Report: Pine Tree Development Zone Program May Not Be Working

Aug 28, 2017

A new report suggests that an economic incentive program designed to help struggling areas of the state is poorly designed and is unlikely helping economically depressed areas. The analysis from the legislature’s watchdog agency says that the Pine Tree Development Zone program lacks the needed data collection and accountability to assess its true capacity to create jobs, and recommends a major overhaul. But some lawmakers think it’s time to scrap the 13-year-old program that costs the taxpayers $12 million a year.

The Pine Tree Development Zone program was created by Democratic Gov. John Baldacci in 2003, and touted as a way to attract business and create jobs in economically depressed areas.

But according to a report from the Office of Program Evaluation and Government Accountability, or OPEGA, the program isn’t designed to achieve that goal.

OPEGA senior analyst Jennifer Henderson presented the findings to the legislature’s Government Oversight Committee on Wednesday.

“We don’t know – we can’t report today what it has actually achieved in terms of jobs. But we can tell you, unequivocally, that the design does not guarantee that a vast number of jobs will be created,” OPEGA senior analyst Jennifer Henderson told the Government Oversight Committee on Wednesday.

The Pine Tree Development Zone program provides qualifying businesses with an array of tax benefits, including income tax credits and sales tax exemptions for the purchase of business equipment. In exchange, the businesses agree to create jobs.

But under the current version of the program a qualifying business can immediately receive Pine Tree Development Zone benefits, but won’t have to create a single job until two years later. And even then, says Henderson, the hiring requirement is minimal.

“And so you could have a business hiring just one new employee with a fairly significant amount of benefits,” Henderson said.

The Department of Economic and Community Development, one of the agencies that administers the program, does collect job creation statistics from businesses in Pine Tree, but the numbers are self-reported.

OPEGA director Beth Ashcroft said, “We think there’s significant risk that using just those numbers will significantly overstate, or understate, what the actual program outcomes are here.”

In fact, OPEGA found other data deficiencies as well. Pine Tree provides sales tax exemptions to businesses for purchases, but there’s no accounting of whether those purchases are for business purposes. And its possible that the program’s income tax credit could exceed a business’ actual tax liability.

OPEGA also found that the original purpose of the program – to spur job and business growth in economically depressed areas – was subverted when lawmakers changed the law to allow the entire state, including much more prosperous areas, to participate in Pine Tree.

Finally, lawmakers have created carve-outs that allow businesses in some areas to provide a lesser job benefit to employees. That happened two years ago when the Legislature allowed call centers in Aroostook and Washington counties to qualify for Pine Tree, but to skirt a requirement that they pay workers more than the county’s median income.

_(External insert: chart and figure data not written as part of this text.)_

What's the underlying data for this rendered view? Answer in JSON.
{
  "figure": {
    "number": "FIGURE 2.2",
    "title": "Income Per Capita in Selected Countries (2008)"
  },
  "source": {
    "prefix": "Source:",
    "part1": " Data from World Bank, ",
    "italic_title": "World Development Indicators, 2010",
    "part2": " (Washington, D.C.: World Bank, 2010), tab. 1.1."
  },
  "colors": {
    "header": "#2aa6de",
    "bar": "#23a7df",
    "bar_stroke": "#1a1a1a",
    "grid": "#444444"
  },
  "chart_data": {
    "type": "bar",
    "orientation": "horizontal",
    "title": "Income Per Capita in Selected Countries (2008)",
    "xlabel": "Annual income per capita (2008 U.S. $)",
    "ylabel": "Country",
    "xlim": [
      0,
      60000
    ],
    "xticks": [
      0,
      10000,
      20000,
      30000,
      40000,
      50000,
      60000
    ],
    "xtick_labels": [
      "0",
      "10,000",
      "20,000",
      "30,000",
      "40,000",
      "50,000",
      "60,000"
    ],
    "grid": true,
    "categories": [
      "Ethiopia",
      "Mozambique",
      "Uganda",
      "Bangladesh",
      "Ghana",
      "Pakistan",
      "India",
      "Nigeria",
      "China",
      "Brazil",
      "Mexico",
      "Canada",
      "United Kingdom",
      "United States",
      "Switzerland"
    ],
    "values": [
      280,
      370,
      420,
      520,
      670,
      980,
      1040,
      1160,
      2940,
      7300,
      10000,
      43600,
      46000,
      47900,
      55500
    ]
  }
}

“There’s very little accountability,” said Democratic Sen. Bill Diamond, of Windham who sits on the Government Oversight committee. He says its time to ditch Pine Tree and find a new economic development strategy.

“This fish is way too big to fry. We have to start over because there’s so many complications. It’s so complex. It’s gotten to a point where it’s totally lost the profile and purpose that it had originally,” Diamond said. “I think it’s good to have something. And I think the committee recognizes that.”

Fellow committee member Thom Saviello, a Republican state senator from Wilton, says he supported the program in 2003 because the state needed a business attraction tool.

“But listening to this, it sounds like, to me, that it’s time has come and gone. Unless we want to recommend making major overhaul work to it,” said Saviello.

But the LePage administration may not agree. In his written response to the OPEGA report, DECD commissioner George Gervais said lawmakers should, “Look past the process and bureaucratic minutia,” and ask businesses directly whether the Pine Tree program is working.

The OPEGA report didn’t evaluate whether Pine Tree has actually attracted investment, or whether the program is even set up to measure it. But the business community will get the chance to have their say when the oversight committee holds a public hearing on the report in mid September.